Wednesday, July 25, 2012

Ace Face (Of Mallorca): Bradley Wiggins

The Style Council made some rotten videos. So rotten were they, that you have to assume they were deliberate. The most rotten (and obscure) was one for "My Ever Changing Moods". Weller and Talbot were lycra-ed up and engaged in a cycle race. It was rubbish, unlike the song. It was postmodernist irony maybe, though the irony was lost on me.

The Modfather on a bike, though, was apt. Apt for the new Modfather on a bike. The biker with burns. The retro roader. Bradley Wiggins, Brad Wiggins, Wiggo, Wiggy; he sounds as though he could have been in The Jam or The Style Council. The nearest to a Wiggo who was (is) in the pop-music business was Pete Wiggs of the ultimate retro dance group Saint Etienne. More aptness; Saint Etienne, which became eponymous in a musical context because of the football club, and just north of where Stage 12 finished. Of the Tour de France.

Musically, the Tour de France has only ever been done by German postmodernists. Kraftwerk. But, with the short hair, the sharp suits, Kraftwerk could have been electro-Mod. Everything comes around in creating a coincidence of synchronicity, itself with a Mod motif: Sting, the Ace Face of "Quadrophenia" - Pete Townshend and The Who's paean to the Mods - and the composer of "Synchronicity".

Bradley Wiggins' affinity for Modism and Paul Weller in particular has been well-chronicled. It's stretching things to suggest that Wiggins' success makes cycling the new rock 'n' roll, but his success does highlight a commonality with his musical hero. Wiggins, and Mark Cavendish come to that, has attitude. He is edgy. He has given cycling a profile among the British that a more conventional figure such as Chris Hoy, or Chris Boardman twenty-odd years ago, could not have managed.

At the same time, however, he has revealed the extent to which he wants to be seen as a role model. This doesn't come across as the self-important narcissism of a braggart but as coming genuinely from the heart. He is a character many times over, a true sporting hero among many who are held up as being so but who are anything but heroic.

Wiggins, as has also been well-chronicled, has an affinity for Mallorca. His association with Puerto Pollensa and Puerto Alcúdia is such that he is almost claimed as one of our own. As Humphrey Carter in his "Daily Bulletin" leader yesterday alluded to, the Balearics tourism ministry should be looking at how this claim can be turned into promotional gold.

Cycling, as much if not more than golf, is the mainstay of Mallorca's off-season tourism. Not every cyclist is a Wiggins or a Cavendish, not every team that comes to Mallorca in the winter to train is Team Sky, not everyone who comes to Mallorca in winter, or who might come, is necessarily a cyclist, but association is what counts.
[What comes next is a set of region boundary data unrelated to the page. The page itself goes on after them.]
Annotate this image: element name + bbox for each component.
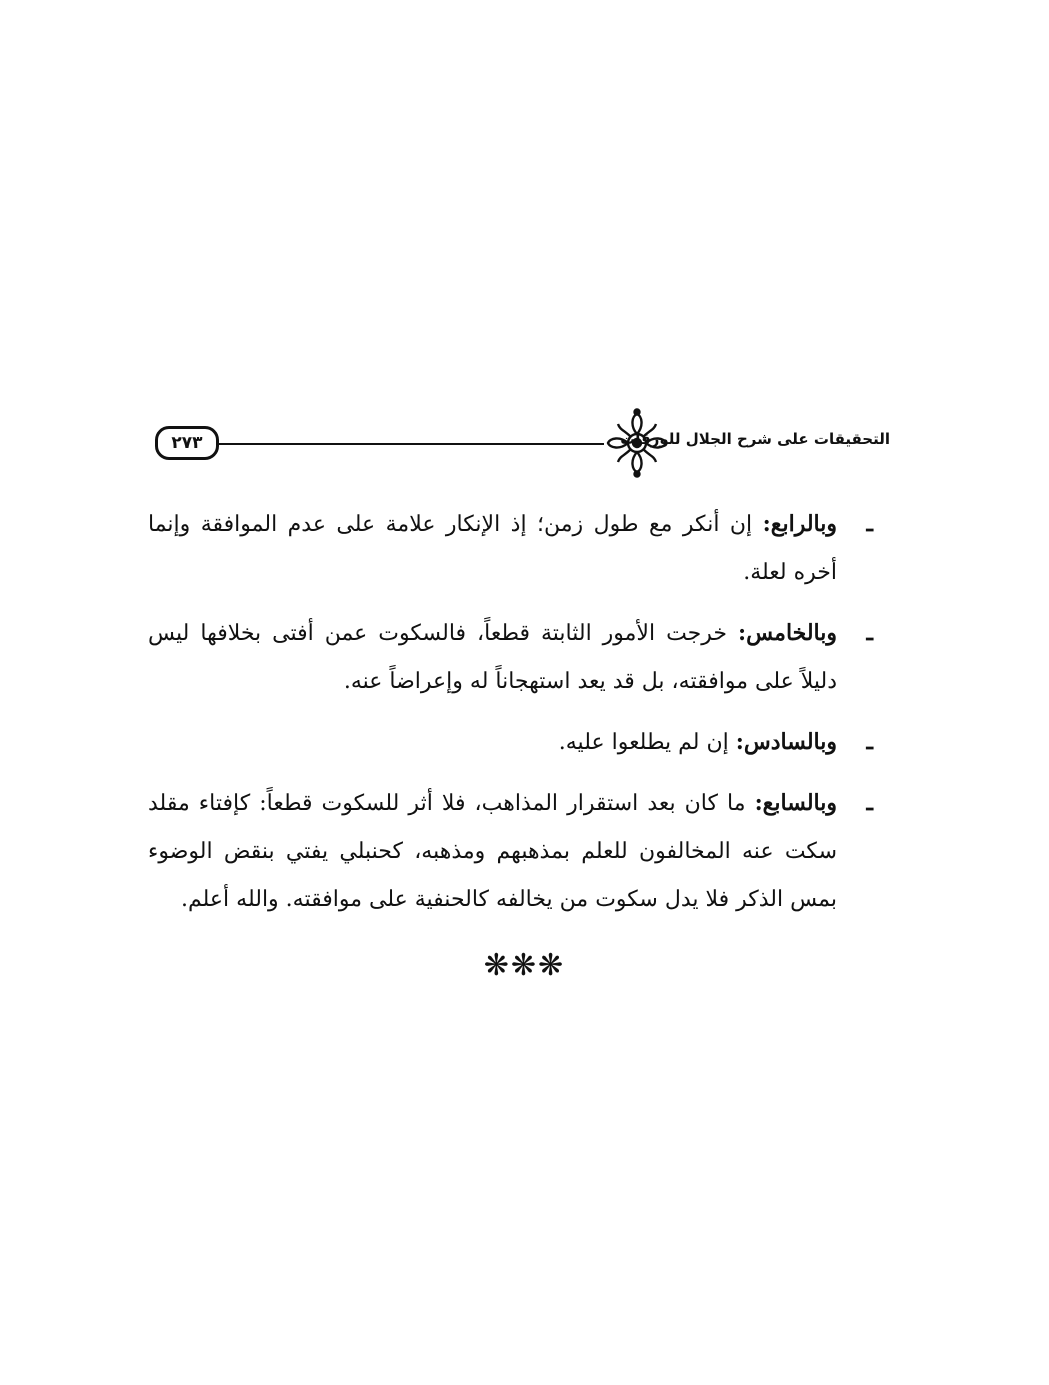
item-text: ما كان بعد استقرار المذاهب، فلا أثر للسكوت قطعاً: كإفتاء مقلد سكت عنه المخالفون للعلم بمذهبهم ومذهبه، كحنبلي يفتي بنقض الوضوء بمس الذكر فلا يدل سكوت من يخالفه كالحنفية على موافقته. والله أعلم.	[148, 791, 838, 912]
item-text: خرجت الأمور الثابتة قطعاً، فالسكوت عمن أفتى بخلافها ليس دليلاً على موافقته، بل قد يعد استهجاناً له وإعراضاً عنه.	[148, 621, 837, 694]
item-dash: ـ	[866, 729, 873, 755]
header-rule	[219, 443, 604, 445]
list-item	[148, 609, 873, 706]
item-dash: ـ	[866, 511, 873, 537]
list-item	[148, 779, 873, 924]
item-text: إن أنكر مع طول زمن؛ إذ الإنكار علامة على عدم الموافقة وإنما أخره لعلة.	[148, 512, 837, 585]
running-title: التحقيقات على شرح الجلال للورقات	[620, 430, 890, 448]
item-dash: ـ	[866, 620, 873, 646]
body-text	[148, 500, 873, 936]
list-item	[148, 500, 873, 597]
item-lead: وبالسابع:	[754, 790, 837, 816]
item-lead: وبالخامس:	[737, 620, 837, 646]
list-item	[148, 718, 873, 767]
page-number-badge: ٢٧٣	[155, 426, 219, 460]
item-text: إن لم يطلعوا عليه.	[558, 730, 736, 755]
item-lead: وبالرابع:	[762, 511, 837, 537]
item-lead: وبالسادس:	[735, 729, 837, 755]
section-separator: ❋❋❋	[483, 948, 566, 983]
item-dash: ـ	[866, 790, 873, 816]
running-header	[150, 408, 890, 478]
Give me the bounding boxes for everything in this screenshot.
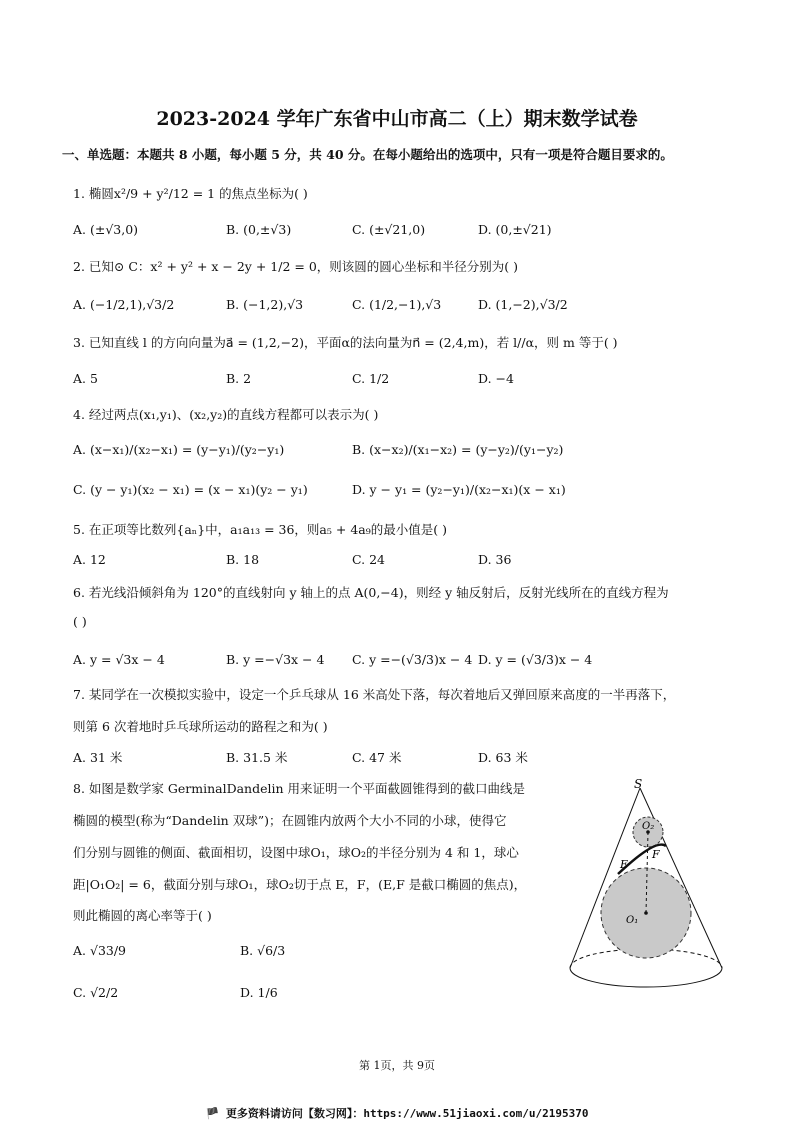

Alcúdia, home to Team Sky; the Tour de France, trained in Mallorca. And there is probably more association to be forged thanks to the Olympics.

The great white hope of winter tourism, namely sports tourism, will have its forum this October. If they haven't already, the ministerial organisers should consider seeing if Wiggins and Team Sky are available for some promotion to coincide with the forum. (As an aside, it is satisfying to note that Judge Castro, in charge of the "caso Palma Arena" corruption investigations, has made an association similar to the one I made in a previous article in respect of this forum and has requested sight of the budget. It is said that the forum in October will be costing 80,000 euros, massively less than the 1.2 million euros that a similar event arranged by the Duke of Palma's organisation did.)

The forum offers a golden opportunity. Wiggins may seem an unlikely "face" of Mallorca, but only because he doesn't conform to the norm. Yet, that quirky mix of role model, attitude and retro might be highly appropriate. Mallorca, the model for other destinations to aspire to, one with a touch of swagger, arrogance even that comes from a new-found self-belief (one can but hope), and one with retro holiday brought up to date for the modern world: "This Is The Modern World" for the brave new world of Mallorca's tourism.

And that unlikely face, the Ace Face of cycling's Modism, will be spied now and then, as he has been before, taking a coffee at Puerto Pollensa's Cappuccino or 1919. More aptness. The Modfather of cycling to the Modfather himself whose Style Council alter ego was that of The Cappuccino Kid.